Server-side Duo can't spawn local processes — it needs the MCP reachable over HTTPS. Run haviq-mcp as an HTTP/SSE server (see npm run start:http), front it with TLS + auth, then register it via .gitlab/duo/mcp.yml at the repo root:

mcp:
  servers:
    - name: haviq-duo
      url:  https://haviq-mcp.your-domain.example.com/sse
      auth:
        type:  bearer
        token: ${HAVIQ_MCP_AUTH_TOKEN}

Note: Mode B is currently single-tenant — every team using the hosted endpoint shares the same HAVIQ_MCP_AUTH_TOKEN. Multi-tenant OAuth 2.0 for hosted MCP is on the roadmap; until then, run one haviq-mcp deployment per customer if more than one customer needs server-side Duo.


Available Tools

| Tool | What it does | |------|-------------| | get_pipelines | List all HAV-IQ pipelines with IDs | | get_stages | List stages (DEV, QA, UAT, PROD) for a pipeline | | list_deployments | Recent deployments with status and AI review summary | | get_branches | Feature branches with AI risk scores (0–100) | | get_delta_manifest | Compute changed components between two stages | | create_deployment | Deploy specific components from source to target | | create_delta_deployment | Deploy all changed components (AI-computed delta) | | retry_deployment | Re-trigger a failed deployment | | override_deployment | Override a stuck deployment status | | list_target_orgs | List all sf-CLI-authenticated orgs (Dev / UAT sandboxes) | | push_to_org | Direct-write metadata to a Dev / UAT sandbox (no pipeline, no MR) | | retrieve_from_org | Pull metadata from a Dev / UAT sandbox to local files |


Typical Workflow

You:     "What pipelines do we have?"
Claude:  [calls get_pipelines] → "Acme Pipeline (active) — ID: a0B..."

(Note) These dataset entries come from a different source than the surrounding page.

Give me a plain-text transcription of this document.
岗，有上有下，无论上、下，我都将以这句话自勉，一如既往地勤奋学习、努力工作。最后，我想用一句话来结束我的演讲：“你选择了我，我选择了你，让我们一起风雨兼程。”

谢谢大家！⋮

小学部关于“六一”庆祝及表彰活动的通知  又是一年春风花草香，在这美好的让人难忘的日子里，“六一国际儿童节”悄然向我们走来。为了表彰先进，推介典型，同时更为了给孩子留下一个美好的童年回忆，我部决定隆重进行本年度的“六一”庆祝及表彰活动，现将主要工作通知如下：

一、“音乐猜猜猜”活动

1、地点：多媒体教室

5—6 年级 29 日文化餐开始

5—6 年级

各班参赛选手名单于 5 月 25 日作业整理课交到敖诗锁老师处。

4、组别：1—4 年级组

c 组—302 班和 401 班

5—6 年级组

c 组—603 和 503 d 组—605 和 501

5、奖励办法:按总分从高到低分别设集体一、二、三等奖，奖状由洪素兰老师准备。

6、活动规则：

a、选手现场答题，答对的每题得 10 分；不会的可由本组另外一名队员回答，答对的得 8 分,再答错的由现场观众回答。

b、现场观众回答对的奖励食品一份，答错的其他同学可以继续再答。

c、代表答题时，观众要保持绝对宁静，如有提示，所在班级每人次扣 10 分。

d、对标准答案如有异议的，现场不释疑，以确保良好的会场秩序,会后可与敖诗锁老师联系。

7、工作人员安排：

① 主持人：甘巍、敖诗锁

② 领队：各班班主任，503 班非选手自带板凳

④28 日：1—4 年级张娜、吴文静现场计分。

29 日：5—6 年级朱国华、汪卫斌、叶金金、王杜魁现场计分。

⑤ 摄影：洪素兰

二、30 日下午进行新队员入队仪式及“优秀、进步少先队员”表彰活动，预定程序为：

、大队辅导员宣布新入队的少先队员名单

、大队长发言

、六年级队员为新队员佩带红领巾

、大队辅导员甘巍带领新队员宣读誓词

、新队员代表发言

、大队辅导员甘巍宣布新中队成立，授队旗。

You:     "Show me the stages"
Claude:  [calls get_stages] → "DEV → QA → UAT → PROD (all authenticated)"

You:     "What's changed between DEV and QA?"
Claude:  [calls get_delta_manifest] → "3 components changed: AccountService, ContactTrigger, OpportunityHelper"

You:     "Deploy all of them to QA"
Claude:  [calls create_delta_deployment] → "✅ Delta deployment created. Deployment ID: a1C..."

You:     "Check the status"
Claude:  [calls list_deployments] → "🔄 DEV → QA | running | Apr 3, 2:14 PM"

IRIS flow (direct-write + promote)

You:     "Save this to my Dev sandbox and push it to QA"
Claude:  [push_to_org orgAlias=my-dev force-app/main/default/classes/Foo.cls]
         → "Deploy to my-dev — Succeeded. 1 component."
         [get_delta_manifest sourceStage=DEV targetStage=QA]
         → "1 component changed: Foo"
         [create_delta_deployment sourceStageId=DEV targetStageId=QA ...]
         → "✅ Delta deployment created. Kicks off Dev → QA promote."

Security

Git provider tokens are transmitted to your Salesforce org via HTTPS and stored as EncryptedText fields. They are never stored locally by the MCP server. The server holds no state — all data lives in your Salesforce org.